Advanced Diving Courses in Jeddah: What's Next After Open Water?
Take Your Skills Further: The Value of Advanced Diving Training
The Open Water class provides the basics for diving. It teaches you how to use your equipment, breath control, communicate underwater, and how to dive safely. However, the true mastery comes from experiencing different environments and making decisions underwater.
Taking an advanced class will enable you to advance beyond the certification level. It allows you to improve your buoyancy, plan, navigate, maintain depth awareness, and become better at communicating underwater with your partner. While previously you concentrated on basic skills, now you are becoming more comfortable and aware underwater.
Advanced training may give you access to additional Red Sea sites for diving in Jeddah. These sites may require you to dive deeper, have different visibility, require you to be aware of the current and plan accordingly. Under the instruction of an instructor, you get an opportunity to experience all of this in a safe way.
Advanced training is not about jumping into a challenge immediately. It is about having controlled and structured experience.
What You’ll Learn in an Advanced Diving Course
The Advanced Open Water Jeddah program is aimed at broadening the range of skills by conducting dives and instructing students in a hands-on approach. The content can vary depending on the training organization and course structure but typically combines knowledge development and open water dives.
The skills taught may include:
- Deep diving awareness
- Navigation under the water
- Improvement of buoyancy
- Night diving or adventure dives
- Planning dives
- Communication with the buddy
- Depth, air, and time limits awareness
These dives help in becoming a more versatile diver. Deep diving teaches you planning and depth awareness, navigation teaches about directions, distance and orientation under the water.
A lot of divers undergo a dramatic transformation at this stage. You stop being a beginner and start gaining more confidence in yourself. You observe marine life better, you become smoother and learn how to manage yourself under the water rather than depend on the instructor or guide entirely.
Specialty Diving Courses That Expand Your Skills and Freedom
Among many courses that may be interesting for the divers, we will talk about Nitrox course, Deep Diving, and Navigation.
The SSI Nitrox course is a great option for divers that want to make multiple dives within a single day. Since Nitrox is enriched air, which consists of larger oxygen percentage compared to regular air, it can potentially prolong no-decompression time if used properly. It can come handy for repetitive dive trips.
Deep Diving would be suitable for those divers that like to explore deeper areas. The main point of this course is not the depth but rather learning how to plan the dives, control your gases, maintain proper buoyancy on greater depths, communicate with your buddy, understand the hazards such as nitrogen narcosis, etc.
Navigation course would suit those people that want to achieve more independence. Most often beginners just follow their instructor without even knowing where they are going.
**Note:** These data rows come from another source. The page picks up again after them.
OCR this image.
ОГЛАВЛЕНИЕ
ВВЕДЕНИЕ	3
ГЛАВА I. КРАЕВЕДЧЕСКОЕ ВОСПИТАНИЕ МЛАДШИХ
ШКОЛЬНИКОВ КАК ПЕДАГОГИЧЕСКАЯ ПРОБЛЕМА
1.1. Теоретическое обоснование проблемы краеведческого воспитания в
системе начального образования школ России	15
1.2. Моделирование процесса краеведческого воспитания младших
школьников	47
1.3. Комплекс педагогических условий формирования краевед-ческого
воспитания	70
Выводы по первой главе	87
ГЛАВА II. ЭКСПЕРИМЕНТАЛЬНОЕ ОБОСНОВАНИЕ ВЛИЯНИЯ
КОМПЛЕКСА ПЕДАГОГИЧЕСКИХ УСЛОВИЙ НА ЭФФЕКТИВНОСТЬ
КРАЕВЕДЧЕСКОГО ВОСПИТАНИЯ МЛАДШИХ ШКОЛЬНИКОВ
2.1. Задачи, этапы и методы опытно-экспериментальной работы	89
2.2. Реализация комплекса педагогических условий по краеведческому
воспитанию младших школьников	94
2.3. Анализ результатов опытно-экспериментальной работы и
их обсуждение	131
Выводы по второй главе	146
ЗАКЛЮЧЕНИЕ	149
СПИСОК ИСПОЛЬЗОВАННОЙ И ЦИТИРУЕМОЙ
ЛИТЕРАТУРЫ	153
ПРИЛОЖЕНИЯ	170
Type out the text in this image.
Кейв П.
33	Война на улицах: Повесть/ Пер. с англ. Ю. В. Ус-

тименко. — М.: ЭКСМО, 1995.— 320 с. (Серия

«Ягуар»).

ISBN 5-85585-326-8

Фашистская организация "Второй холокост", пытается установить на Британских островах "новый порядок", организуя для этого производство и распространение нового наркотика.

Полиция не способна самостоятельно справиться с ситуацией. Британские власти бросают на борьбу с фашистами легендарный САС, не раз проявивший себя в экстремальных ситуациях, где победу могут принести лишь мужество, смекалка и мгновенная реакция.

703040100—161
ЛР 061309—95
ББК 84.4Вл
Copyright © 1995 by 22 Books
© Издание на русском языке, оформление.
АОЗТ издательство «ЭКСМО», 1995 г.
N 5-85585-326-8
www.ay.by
This course would teach you to navigate with the help of compass, find natural references and estimate the distances.
These specialties make you a smarter diver.
How to Move from Recreational Diver to Divemaster
For others, additional education may be the first step towards the professional career. For all those who aspire to lead dives, help with training or work in the diving industry, Divemaster may become the ultimate aim.
Here is what such a path might include:
- Open Water Diver
- Advanced Open Water or SSI advanced education
- Rescue / Diver Stress and Rescue
- Additional dives and experience
- Divemaster education
The Rescue stage is very important, because it will change your outlook and teach you to identify stress, help your buddy, prevent problems and act correctly in emergencies. It will prepare you for diving at the leader level.
Divemaster education demands not only skills, but also maturity, patience, awareness and confidence in any conditions. Education is essential, but logged dives are equally important. The more time you spend underwater, the more you know about equipment, people, safety, and the ocean.
If you want to become a Divemaster, be patient and make sure you build your base right.
Which Diving Certification Should You Take Next?
Of course, it all depends on which kind of diver you aspire to be. Not all divers need to go through the same next course after completing their Open Water course.
Here is a simple decision tree:
- Advanced Open Water or the SSI advanced diver program if you are looking for some diving experience in different kinds of diving.
- Nitrox if you are looking for more flexibility when you do your repetitive diving.
- Deep Diver if you want to explore deeper dive sites.
- Navigation if you are looking for better orientation and control in water.
- Try Rescue or Diver Stress and Rescue if you want to be a responsible dive buddy.
Remember that sometimes the right thing to do is simply to dive more often. Guided dives and practice can help you realize which specialty is more appealing to you.
A diver with 10 dives still needs to develop more confidence and practice. While a diver with 50 or even 100 dives is prepared for something deeper and more specific.